I just finished reading Neil Gaiman’s American Gods. I’d tried before, a couple of years ago, and just couldn’t get traction even though I adore Gaiman. But this time I’d seen a brief YouTube interview, him talking about the genesis of the book coming from a visit to Iceland. That caught my attention and seemed about right, because my own experience of Iceland was bizarre and other-worldly. So this time I came at it right and got it, or it got me. Whatever.
Central to its concept is that wave after wave of immigrants, refugees, slaves, deportee riffraff, all arrived with their native gods in their heart-pockets. But the other side of this is that this (the USA) is a bad place for gods. If you’ve arrived from Iceland, or Sicily, or Lithuania, you’ve come from a tight-knit tribal context and you know how to honor and nourish your gods. Now you’re mixed in with folks from other tribes, other traditions, and you may not find a way to achieve critical mass. Your gods may start to starve.
The gnarly heart of this is the idea that what purports to be a war between the Old Gods and the Upstarts (drugs, media, cars, etc) is not actually a battle between opposites, but a conflict best expressed not as “let’s have a fight between me and you” but “let’s have a fight between you and him.” What counts is not which side wins, but how much blood is spilled. This starts to have a lot of resonance with the contemporary political scene.
Tribalism is a fact here, and our current dilemma reflects that. Unfortunately, there is no dominant tribe that supports Gaia, and we are tweeting and farting our way to oblivion. There is no understanding that we are inevitably all connected, and that if the right side of the ship totally destroys the left side of the ship, we’re all gonna go down.

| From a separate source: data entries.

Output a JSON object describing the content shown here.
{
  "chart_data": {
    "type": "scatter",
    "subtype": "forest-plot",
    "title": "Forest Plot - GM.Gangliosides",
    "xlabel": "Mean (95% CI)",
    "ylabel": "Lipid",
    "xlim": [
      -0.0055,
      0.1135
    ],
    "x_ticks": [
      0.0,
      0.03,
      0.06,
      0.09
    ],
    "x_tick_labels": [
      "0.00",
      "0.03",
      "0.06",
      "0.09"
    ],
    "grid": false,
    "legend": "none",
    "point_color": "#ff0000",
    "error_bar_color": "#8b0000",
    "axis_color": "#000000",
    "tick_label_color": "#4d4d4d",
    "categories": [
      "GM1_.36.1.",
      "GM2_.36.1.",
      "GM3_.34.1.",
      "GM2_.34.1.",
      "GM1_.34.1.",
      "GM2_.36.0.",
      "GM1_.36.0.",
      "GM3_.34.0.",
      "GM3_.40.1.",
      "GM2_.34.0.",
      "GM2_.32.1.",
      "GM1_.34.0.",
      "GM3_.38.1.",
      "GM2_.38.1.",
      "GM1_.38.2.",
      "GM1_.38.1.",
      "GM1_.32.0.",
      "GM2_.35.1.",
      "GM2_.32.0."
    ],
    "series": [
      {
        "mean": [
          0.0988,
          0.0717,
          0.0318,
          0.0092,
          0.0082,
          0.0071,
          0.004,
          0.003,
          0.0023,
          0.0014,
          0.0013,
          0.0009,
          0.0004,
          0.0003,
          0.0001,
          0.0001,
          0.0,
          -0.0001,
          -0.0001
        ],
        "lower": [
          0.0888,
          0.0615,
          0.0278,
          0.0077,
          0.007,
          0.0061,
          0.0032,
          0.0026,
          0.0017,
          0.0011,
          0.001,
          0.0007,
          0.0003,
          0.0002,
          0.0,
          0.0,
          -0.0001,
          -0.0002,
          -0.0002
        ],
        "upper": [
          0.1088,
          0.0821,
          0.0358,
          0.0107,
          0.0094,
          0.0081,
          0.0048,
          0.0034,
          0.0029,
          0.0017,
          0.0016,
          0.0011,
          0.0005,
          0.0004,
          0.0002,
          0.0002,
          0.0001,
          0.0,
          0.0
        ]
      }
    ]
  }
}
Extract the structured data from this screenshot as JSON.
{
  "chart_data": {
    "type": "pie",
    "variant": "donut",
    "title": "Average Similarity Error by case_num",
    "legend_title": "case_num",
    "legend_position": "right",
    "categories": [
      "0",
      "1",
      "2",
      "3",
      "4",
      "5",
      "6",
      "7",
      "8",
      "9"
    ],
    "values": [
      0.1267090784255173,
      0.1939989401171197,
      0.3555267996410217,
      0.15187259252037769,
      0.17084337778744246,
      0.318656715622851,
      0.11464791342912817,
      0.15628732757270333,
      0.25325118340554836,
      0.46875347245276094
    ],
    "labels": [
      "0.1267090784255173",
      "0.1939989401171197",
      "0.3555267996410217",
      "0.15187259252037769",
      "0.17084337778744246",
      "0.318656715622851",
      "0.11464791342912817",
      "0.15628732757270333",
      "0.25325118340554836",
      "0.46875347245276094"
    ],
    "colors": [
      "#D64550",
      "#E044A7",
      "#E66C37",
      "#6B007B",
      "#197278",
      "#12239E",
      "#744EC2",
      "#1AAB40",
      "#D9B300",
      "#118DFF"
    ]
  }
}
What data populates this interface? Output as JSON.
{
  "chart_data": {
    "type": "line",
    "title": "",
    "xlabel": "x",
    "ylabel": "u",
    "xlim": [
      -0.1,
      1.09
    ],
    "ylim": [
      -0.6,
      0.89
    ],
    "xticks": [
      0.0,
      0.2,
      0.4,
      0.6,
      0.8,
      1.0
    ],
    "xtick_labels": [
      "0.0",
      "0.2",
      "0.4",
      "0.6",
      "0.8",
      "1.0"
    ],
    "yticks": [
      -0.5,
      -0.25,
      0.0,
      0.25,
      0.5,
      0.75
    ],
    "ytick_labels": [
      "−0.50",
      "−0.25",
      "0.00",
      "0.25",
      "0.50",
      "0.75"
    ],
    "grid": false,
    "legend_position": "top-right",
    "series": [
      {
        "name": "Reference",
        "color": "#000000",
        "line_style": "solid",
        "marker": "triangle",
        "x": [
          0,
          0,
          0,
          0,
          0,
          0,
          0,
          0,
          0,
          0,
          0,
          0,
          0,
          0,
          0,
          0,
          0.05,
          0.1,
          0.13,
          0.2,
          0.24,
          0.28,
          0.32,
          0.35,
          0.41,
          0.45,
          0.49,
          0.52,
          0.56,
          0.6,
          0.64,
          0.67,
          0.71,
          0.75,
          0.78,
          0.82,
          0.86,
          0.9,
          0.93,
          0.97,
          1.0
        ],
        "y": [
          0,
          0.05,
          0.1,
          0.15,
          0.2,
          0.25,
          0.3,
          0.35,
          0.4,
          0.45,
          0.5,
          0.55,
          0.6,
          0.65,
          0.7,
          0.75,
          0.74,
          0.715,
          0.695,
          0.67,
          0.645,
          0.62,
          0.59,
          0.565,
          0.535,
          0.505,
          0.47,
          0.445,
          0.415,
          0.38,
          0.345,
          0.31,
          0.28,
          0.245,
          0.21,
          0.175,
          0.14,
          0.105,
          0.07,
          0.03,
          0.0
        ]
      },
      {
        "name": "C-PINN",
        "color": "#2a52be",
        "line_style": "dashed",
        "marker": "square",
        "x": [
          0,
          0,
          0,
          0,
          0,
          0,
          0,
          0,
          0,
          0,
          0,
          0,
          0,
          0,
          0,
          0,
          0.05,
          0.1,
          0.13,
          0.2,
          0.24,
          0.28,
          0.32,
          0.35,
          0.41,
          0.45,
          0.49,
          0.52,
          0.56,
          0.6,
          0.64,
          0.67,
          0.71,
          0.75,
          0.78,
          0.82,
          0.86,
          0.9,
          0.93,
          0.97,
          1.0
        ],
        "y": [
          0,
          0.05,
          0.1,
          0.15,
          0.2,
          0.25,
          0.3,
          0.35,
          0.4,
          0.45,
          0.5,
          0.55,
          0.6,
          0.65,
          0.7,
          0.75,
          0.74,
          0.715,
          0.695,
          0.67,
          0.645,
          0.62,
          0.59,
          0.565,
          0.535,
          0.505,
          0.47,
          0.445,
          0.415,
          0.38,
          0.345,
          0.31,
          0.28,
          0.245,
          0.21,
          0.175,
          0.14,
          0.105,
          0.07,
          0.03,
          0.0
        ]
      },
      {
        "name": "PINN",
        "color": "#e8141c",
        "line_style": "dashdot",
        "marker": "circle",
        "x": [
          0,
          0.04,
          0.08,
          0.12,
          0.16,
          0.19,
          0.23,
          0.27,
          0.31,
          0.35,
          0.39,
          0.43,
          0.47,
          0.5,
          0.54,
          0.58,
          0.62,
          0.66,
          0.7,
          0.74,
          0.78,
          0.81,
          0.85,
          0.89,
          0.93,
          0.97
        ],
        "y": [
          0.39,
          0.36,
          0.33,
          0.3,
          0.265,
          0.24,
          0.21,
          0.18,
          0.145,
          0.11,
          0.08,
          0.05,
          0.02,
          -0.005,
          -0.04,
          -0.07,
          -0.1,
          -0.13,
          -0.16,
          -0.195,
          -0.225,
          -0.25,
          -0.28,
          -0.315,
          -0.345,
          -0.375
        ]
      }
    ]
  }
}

I am trying with every fiber of my being to believe that we can find, as a species, a way to see that there is an interconnection that links us all, whether we like it or not. I am not seeing a whole lot of evidence of this. Tomorrow is another day.
We need to stretch more. I don’t mean our boundaries or our credulity, I simply mean our musculature. Even if we continued being idiotic jerks, we’d be less frantic idiotic jerks. In an ancient comic book, Captain Marvel attained his super powers by saying, “Shazam!’ and intuitively that feels right to a ten-year-old kid reading the comic: the “am!” sound is a tightening, a closing that circles the wagon train of our fibers. Then lightning struck, which probably, I’d think, would make you tense up. But at a certain age, tense density doesn’t equal power. Captain Marvel is no longer with us, probably due to his blood pressure.
Before performing, I stretch: the long muscles of back & legs & arms, the inner team of uvula & tongue, the lips, the fingers & wrists & toes. Methodically I tense it, release it, stretch it gently—always very gently. Then I let myself go slack and let the energy flow through the open gates like maple syrup over waffles. It feels so good. If I feel I need to energize, I’ll start walking or dancing around, do wild hand gestures or double-time clowning with my monologs—but keeping the lightness and relaxation of the stretch.
I need to remember to do that other times. If I regarded doing the dishes or data entry or weeding the yard as a performance, a fluid ballet, I’d look a bit silly, perhaps, but I’d certainly engender less fatigue and less sitting-on-butt overcast.
If it became a national craze, we might all wind up an inch taller, but the infrastructure should be able to support it. Ceilings are generally tall enough. The only challenge might be to sleepovers or sex parties, where floor space is at a premium, but every reform will have unintended consequences. I think it’s worth a try.
It feels so good to let life trickle in.